Professors Bell, Rutledge, van den Heever, Eric Maloney and their research groups all contributed to PISTON, which set sail for the first time in August 2018.
Gauging pollution’s effects
With increasing air pollution and agricultural and deforestation fires generating aerosol particles that alter clouds, it is important to understand how those particles are influencing weather and ultimately climate, in the region and around the world. Filipinos have anecdotally observed a decrease in annual precipitation in recent decades, suggesting that a shift as a result of enhanced particle loading already is underway.

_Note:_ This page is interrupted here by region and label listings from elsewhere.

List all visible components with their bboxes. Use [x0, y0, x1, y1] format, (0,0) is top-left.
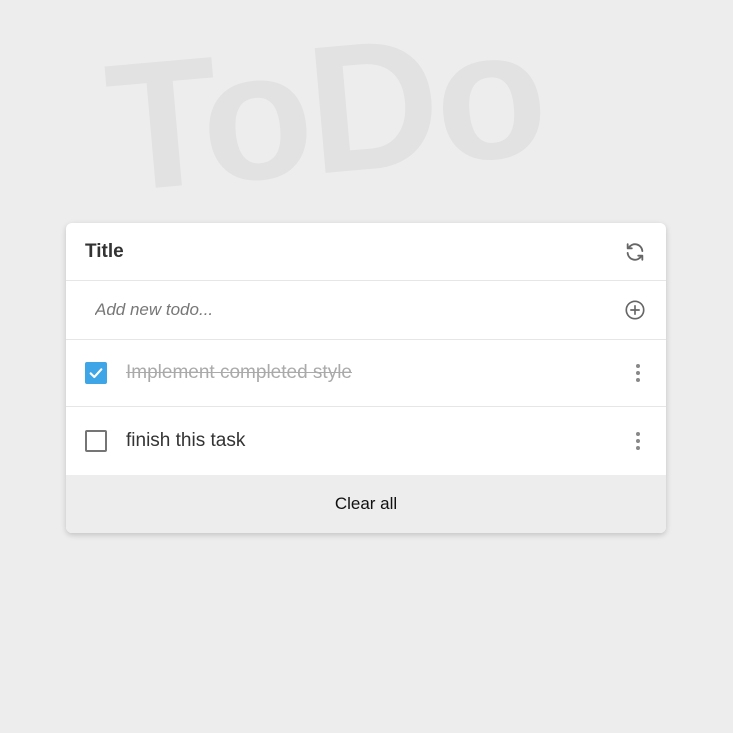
- add-circle-icon: [625, 300, 645, 320]
- todo-item: finish this task: [66, 407, 666, 474]
- clear-all-label: Clear all: [334, 494, 398, 513]
- card-title: Title: [85, 240, 124, 262]
- add-todo-row: [66, 281, 666, 340]
- todo-card: Title Implement completed style: [66, 223, 666, 533]
- todo-checkbox-checked[interactable]: [85, 362, 107, 384]
- todo-item: Implement completed style: [66, 340, 666, 407]
- todo-text: finish this task: [126, 429, 246, 451]
- clear-all-button[interactable]: Clear all: [66, 475, 666, 533]
- more-vertical-icon: [636, 364, 640, 382]
- refresh-button[interactable]: [623, 240, 647, 264]
- todo-checkbox[interactable]: [85, 429, 107, 452]
- refresh-icon: [626, 242, 644, 261]
- todo-watermark: ToDo: [99, 0, 551, 231]
- add-todo-button[interactable]: [623, 298, 647, 322]
- more-vertical-icon: [636, 431, 640, 450]
- add-todo-input[interactable]: [95, 300, 575, 320]
- todo-text: Implement completed style: [126, 362, 352, 383]
- todo-menu-button[interactable]: [626, 426, 650, 456]
- checkmark-icon: [89, 368, 103, 379]
- todo-menu-button[interactable]: [626, 358, 650, 388]
- card-header: Title: [66, 223, 666, 281]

“Do more polluted environments produce populations of raindrops below cloud base that have a greater number of larger raindrops than those in cleaner environments?” van den Heever said. “Our numerical model, RAMS, as well as several other numerical models, suggest this is the case, and we need observations to evaluate this process. This process has important implications for surface precipitation rates as well as evaporation rates, and hence tropical cold pools.”
NASA, the U.S. Naval Research Laboratory (NRL), and the Manila Observatory worked closely to launch the NASA-funded CAMP2Ex. The CSU Department of Atmospheric Science continues to collaborate with scientists from NRL and the Manila Observatory, and plans to host visits from Observatory students next year. PISTON was funded by the U.S. Office of Naval Research.